FORMULAÇÃO PEDIÁTRICA — Desde março de 2026, a tafenoquina também está disponível em uma formulação para crianças a partir de 2 anos e com peso mínimo de 10 quilos. Até junho, 1.446 crianças e adolescentes haviam recebido o tratamento no país.

A formulação pediátrica está disponível em 54 municípios e 17 DSEIs. Mais de 2,4 mil profissionais de saúde foram capacitados para utilizar o medicamento.

BRASIL SAUDÁVEL — O plano Brasil Saudável — Unir para Cuidar reúne ações para eliminar ou reduzir, como problemas de saúde pública, 11 doenças e cinco infecções de transmissão vertical até 2030.

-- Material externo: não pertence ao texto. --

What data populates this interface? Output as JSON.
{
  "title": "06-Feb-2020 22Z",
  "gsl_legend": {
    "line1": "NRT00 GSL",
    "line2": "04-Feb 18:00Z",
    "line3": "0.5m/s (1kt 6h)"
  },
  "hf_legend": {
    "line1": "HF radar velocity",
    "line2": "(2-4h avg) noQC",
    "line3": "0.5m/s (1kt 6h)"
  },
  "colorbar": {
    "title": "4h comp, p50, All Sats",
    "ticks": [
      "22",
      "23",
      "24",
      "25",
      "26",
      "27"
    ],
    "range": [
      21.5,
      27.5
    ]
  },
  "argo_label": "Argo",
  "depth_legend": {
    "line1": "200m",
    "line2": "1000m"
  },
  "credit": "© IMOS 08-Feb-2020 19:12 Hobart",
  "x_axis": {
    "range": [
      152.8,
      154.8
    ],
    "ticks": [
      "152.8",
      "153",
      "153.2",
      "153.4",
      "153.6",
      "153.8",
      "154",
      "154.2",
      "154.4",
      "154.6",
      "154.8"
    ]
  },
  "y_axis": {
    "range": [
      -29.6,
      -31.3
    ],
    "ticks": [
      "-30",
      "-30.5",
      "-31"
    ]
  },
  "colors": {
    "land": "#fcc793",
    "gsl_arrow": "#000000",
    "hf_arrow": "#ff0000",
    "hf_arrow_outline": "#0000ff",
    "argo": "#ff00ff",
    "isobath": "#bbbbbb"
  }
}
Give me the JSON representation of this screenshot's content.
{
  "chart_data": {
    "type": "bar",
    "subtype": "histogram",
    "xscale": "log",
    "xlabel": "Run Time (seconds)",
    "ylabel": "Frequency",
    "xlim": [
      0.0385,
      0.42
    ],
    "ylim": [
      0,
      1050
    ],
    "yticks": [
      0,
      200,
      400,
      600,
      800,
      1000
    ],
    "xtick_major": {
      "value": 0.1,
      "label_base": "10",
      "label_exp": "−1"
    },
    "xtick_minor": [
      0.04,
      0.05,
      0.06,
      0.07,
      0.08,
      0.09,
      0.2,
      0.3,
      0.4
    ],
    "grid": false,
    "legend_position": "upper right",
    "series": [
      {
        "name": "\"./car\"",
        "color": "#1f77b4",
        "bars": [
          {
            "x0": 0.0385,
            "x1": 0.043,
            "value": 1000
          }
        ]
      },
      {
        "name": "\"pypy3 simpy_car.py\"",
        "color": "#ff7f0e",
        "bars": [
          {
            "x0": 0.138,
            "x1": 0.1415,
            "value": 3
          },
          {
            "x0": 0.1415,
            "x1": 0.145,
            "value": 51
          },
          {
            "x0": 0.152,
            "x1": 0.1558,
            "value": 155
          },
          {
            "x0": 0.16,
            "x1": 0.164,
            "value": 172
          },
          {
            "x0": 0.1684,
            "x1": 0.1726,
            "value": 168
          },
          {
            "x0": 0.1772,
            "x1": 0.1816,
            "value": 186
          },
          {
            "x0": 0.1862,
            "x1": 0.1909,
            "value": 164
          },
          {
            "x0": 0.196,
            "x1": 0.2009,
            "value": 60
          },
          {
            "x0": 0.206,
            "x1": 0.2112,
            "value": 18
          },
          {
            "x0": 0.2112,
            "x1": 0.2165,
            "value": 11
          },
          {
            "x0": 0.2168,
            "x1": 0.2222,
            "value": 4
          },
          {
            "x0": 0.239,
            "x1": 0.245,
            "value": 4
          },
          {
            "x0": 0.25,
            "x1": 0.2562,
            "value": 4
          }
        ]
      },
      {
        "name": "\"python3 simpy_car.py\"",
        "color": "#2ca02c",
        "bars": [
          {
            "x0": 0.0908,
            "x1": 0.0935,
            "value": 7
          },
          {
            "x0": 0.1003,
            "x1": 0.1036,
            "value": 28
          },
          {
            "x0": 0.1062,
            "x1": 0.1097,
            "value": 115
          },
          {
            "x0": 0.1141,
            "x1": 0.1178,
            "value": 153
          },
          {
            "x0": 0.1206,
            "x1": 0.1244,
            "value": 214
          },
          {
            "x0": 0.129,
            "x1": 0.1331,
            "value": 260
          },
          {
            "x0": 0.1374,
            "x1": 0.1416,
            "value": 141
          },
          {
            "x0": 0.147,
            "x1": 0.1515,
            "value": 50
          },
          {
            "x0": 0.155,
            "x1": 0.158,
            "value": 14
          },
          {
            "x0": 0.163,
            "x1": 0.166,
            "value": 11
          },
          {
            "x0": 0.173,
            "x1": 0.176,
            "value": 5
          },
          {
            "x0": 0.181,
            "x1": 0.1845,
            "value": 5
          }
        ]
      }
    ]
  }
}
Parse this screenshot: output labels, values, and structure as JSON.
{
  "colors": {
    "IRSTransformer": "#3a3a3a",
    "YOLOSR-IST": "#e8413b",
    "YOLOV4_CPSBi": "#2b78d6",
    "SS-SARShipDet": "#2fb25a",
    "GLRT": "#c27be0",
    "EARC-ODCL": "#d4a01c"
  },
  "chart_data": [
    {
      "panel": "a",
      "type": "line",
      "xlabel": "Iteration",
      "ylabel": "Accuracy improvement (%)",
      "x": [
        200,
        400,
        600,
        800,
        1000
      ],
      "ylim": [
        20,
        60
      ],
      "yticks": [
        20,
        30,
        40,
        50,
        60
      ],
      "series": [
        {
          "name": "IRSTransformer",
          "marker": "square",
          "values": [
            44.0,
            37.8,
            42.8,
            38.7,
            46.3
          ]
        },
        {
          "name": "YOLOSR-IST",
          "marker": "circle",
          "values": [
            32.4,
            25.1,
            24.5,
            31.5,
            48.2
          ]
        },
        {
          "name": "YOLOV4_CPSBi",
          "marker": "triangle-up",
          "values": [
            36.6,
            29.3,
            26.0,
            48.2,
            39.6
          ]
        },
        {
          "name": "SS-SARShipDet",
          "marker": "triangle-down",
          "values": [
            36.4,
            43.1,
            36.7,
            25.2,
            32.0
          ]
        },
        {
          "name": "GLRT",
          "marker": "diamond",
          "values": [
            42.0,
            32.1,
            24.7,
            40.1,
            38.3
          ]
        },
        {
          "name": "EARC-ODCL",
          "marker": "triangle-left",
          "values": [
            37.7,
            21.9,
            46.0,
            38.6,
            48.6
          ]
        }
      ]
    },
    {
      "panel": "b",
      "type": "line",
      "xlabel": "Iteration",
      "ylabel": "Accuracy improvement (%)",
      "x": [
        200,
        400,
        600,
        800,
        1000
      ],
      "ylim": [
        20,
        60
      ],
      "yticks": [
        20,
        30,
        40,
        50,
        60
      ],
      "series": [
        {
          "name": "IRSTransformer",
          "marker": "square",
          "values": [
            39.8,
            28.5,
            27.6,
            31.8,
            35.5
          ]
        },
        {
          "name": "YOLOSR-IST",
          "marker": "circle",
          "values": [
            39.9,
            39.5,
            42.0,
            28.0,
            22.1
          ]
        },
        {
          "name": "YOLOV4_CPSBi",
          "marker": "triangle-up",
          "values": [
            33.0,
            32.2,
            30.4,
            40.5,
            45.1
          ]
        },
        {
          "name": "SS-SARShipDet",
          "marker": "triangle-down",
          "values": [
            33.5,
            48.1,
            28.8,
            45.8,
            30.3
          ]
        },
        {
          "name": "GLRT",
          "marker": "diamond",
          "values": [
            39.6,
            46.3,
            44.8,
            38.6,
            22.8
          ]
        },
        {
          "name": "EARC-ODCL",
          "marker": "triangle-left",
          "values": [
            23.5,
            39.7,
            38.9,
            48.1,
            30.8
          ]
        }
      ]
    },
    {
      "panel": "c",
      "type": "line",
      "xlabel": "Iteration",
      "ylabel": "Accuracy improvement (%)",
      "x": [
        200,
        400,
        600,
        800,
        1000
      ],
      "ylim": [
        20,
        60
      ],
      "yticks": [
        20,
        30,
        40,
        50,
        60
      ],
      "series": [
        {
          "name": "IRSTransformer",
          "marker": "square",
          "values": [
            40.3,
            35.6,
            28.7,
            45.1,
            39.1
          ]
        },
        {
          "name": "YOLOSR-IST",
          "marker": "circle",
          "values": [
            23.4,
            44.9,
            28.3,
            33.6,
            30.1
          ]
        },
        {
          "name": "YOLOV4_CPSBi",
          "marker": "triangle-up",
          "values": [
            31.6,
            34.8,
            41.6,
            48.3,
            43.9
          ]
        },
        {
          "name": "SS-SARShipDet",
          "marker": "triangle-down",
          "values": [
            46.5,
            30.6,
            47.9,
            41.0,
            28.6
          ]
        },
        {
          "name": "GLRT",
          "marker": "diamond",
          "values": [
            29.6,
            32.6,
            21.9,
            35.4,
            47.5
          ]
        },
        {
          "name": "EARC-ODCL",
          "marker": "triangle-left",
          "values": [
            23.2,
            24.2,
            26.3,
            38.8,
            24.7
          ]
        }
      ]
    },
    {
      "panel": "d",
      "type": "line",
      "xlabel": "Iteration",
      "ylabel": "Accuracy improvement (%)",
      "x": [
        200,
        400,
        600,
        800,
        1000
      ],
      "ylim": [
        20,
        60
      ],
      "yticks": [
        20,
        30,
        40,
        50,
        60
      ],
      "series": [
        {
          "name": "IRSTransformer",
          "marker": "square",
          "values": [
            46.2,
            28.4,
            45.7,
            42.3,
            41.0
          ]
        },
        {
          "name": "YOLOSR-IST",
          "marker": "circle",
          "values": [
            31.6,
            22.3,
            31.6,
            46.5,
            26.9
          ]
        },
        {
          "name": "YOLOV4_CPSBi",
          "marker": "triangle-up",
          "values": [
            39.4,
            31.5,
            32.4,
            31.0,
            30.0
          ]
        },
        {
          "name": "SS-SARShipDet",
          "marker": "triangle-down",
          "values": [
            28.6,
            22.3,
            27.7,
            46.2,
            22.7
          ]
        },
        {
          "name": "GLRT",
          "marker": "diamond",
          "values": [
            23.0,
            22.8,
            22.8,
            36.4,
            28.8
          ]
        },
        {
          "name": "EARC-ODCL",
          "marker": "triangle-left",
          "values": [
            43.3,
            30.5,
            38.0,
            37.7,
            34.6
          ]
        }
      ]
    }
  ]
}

Entre as doenças contempladas estão tuberculose, hanseníase, HIV/aids, malária, hepatites virais, tracoma, oncocercose, doença de Chagas, esquistossomose, geo-helmintíases e filariose linfática. A iniciativa também contempla infecções de transmissão vertical por sífilis, hepatite B, doença de Chagas, HIV e HTLV.

A iniciativa é coordenada pelo Ministério da Saúde e envolve 14 ministérios. Entre as certificações obtidas estão a eliminação da filariose linfática, em setembro de 2024, e da transmissão vertical do HIV, em dezembro de 2025.

A estratégia também acompanha doenças que estão próximas das metas de eliminação, considerando critérios definidos por organismos internacionais de saúde.